Suasana di depan sekolah sudah sepi, bel pulang telah berbunyi lima belas menit lalu. Maira mondar-mandir di depan gerbang sekolah dengan wajah gelisah. Kenapa Pak Adi belum juga datang? Tidak mungkin kan jika dia lupa jalan?

Maira ingin segera pulang, hatinya sudah sangat tidak tenang. Wajah Haidar semakin memenuhi pikirannya. Bagiamana keadaannya sekarang? Maira yakin, bayinya pasti terus menangis karena lapar.

Mata Maira sudah terasa panas, dan akhirnya dia menangis juga.

"Hae, maafin Mama, Sayang ...." gumamnya sambil terisak, masih setia memandang jalanan di sebelah kanan, berharap mobil merah milik Bu Nur segera muncul.

Maira berdecak kesal, ke mana sih Pak Adi ini? Kenapa lama sekali? Maira sudah tidak bisa lagi menunggu.

"Ish, Pak Adi ke mana dulu sih?" katanya sambil menghentakkan sebelah kaki dengan napas yang sudah terasa sesak.

"Belum dijemput ya, Neng?"

Tersentak bahu Maira ketika mendengar suara berat dari belakangnya. Maira memutar tubuhnya menghadap lelaki itu, semakin kesal lah hatinya ketika melihat siapa dia. Hish! Kenapa sih lelaki ini lagi?

Maira tidak menjawab, pandangannya di buang saja ke samping, enggan memandang lelaki itu.

Ibnu Abbas, nama cowok itu. Cowok yang terus saja dibicarakan oleh Sindi dan Anisa, apalagi setelah kejadian di lapangan. Kedua teman baru Maira itu tidak habis pikir dengan sikap Maira yang malah memilih pergi begitu saja ketika Abbas minta tolong untuk dilemparkan bolanya kembali ke lapangan. Ketika ditanya apa alasannya, Maira malah menjawab dengan cuek kalo cowok itu bisa mengambilnya sendiri, jadi untuk apa dia dan Sindi harus membantu? Dan akhirnya memang cowok itu yang mengambilnya sendiri karena setelah Maira pergi, dengan cepat Sindi mengejarnya.

Sejak pagi pikiran Maira memang sudah kacau, dia tidak nyaman dan ingin segera pulang.

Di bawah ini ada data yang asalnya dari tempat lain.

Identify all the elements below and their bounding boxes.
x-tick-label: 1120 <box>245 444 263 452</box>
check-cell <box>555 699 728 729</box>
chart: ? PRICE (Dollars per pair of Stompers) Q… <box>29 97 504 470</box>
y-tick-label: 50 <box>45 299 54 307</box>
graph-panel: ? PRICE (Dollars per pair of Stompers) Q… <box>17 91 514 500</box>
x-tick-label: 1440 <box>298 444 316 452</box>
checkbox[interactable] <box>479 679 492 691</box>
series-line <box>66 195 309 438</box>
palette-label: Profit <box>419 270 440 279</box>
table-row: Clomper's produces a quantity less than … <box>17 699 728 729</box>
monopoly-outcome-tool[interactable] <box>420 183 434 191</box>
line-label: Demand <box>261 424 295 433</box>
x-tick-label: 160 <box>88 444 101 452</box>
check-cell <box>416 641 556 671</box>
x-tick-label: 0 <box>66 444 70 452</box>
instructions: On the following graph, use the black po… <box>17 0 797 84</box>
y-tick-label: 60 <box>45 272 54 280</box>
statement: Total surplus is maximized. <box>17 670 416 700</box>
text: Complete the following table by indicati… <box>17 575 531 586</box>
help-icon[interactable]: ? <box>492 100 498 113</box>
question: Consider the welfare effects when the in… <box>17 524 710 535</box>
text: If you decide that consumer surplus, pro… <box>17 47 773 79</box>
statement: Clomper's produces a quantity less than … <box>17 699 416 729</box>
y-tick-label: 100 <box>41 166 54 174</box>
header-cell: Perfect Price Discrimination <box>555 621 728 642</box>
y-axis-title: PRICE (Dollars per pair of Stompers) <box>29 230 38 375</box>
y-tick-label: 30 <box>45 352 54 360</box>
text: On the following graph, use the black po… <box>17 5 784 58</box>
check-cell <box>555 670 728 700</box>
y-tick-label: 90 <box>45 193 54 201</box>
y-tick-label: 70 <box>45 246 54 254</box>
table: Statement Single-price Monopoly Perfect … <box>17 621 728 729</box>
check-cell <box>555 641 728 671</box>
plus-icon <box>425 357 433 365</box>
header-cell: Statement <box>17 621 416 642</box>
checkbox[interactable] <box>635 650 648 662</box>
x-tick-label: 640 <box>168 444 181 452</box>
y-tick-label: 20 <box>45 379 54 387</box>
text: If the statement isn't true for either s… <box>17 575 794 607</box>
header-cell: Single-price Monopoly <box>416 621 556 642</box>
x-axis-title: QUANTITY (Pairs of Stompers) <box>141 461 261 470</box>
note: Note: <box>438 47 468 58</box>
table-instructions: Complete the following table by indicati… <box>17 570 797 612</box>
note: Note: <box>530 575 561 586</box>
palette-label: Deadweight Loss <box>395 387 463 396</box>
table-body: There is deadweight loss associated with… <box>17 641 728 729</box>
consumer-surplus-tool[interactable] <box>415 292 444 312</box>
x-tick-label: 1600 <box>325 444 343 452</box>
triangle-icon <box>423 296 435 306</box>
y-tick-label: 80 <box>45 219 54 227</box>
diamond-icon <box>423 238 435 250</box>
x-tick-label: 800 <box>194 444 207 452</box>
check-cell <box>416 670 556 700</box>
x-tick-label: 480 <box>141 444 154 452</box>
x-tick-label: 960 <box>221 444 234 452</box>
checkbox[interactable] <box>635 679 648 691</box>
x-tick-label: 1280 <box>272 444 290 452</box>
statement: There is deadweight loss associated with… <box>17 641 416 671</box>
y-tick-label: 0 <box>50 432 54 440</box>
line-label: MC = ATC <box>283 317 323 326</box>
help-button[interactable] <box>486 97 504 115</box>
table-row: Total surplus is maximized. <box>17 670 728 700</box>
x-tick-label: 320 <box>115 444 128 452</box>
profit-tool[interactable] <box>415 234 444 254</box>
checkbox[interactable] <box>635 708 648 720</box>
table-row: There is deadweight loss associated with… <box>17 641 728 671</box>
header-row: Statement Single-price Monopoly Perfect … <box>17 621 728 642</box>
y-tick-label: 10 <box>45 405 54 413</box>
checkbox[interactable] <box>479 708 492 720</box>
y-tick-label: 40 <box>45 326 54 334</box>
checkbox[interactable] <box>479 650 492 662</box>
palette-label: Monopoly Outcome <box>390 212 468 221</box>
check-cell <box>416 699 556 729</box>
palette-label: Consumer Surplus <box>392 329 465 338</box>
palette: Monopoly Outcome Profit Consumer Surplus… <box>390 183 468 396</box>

Itulah sebabnya sikapnya agak lain.

"Hoi," tegur Abbas sambil menggoyangkan sebelah tangannya di depan wajah Maira, karena sejak tadi cewek itu diam saja dengan air mata menggenang.

Sekali lagi Maira tersentak kaget. Setelah sadar jika dirinya baru saja melamun, Maira menatap mata kelam cowok itu dengan pandangan tidak bersahabat. Dia tidak ingin diganggu, dia hanya ingin Pak Adi segera datang menjemputnya!

Sebuah senyuman hangat muncul dari bibir cowok itu, kemudian membalas tatapan Maira dengan alis bertaut.

"Kenapa liatin aku kayak gitu?" tanya Abbas, lalu menjentikkan jarinya. "Ah, aku tahu, pasti di dalam hati kamu sekarang, kamu lagi bilang kan kalo lelaki di depan kamu ini ganteng?" lanjut cowok itu begitu percaya diri.

Maira kian kesal bukan main, kedua tangannya sudah mengepal kuat. Apa semua cowok di dunia ini memang sama? Begitu senang membanggakan diri sendiri! Bersikap manis diawal-awal, lalu menjadi iblis setelahnya. Cewek itu sudah bermunajat dalam hati, semoga saja Haidar tidak seperti itu jika sudah dewasa nanti.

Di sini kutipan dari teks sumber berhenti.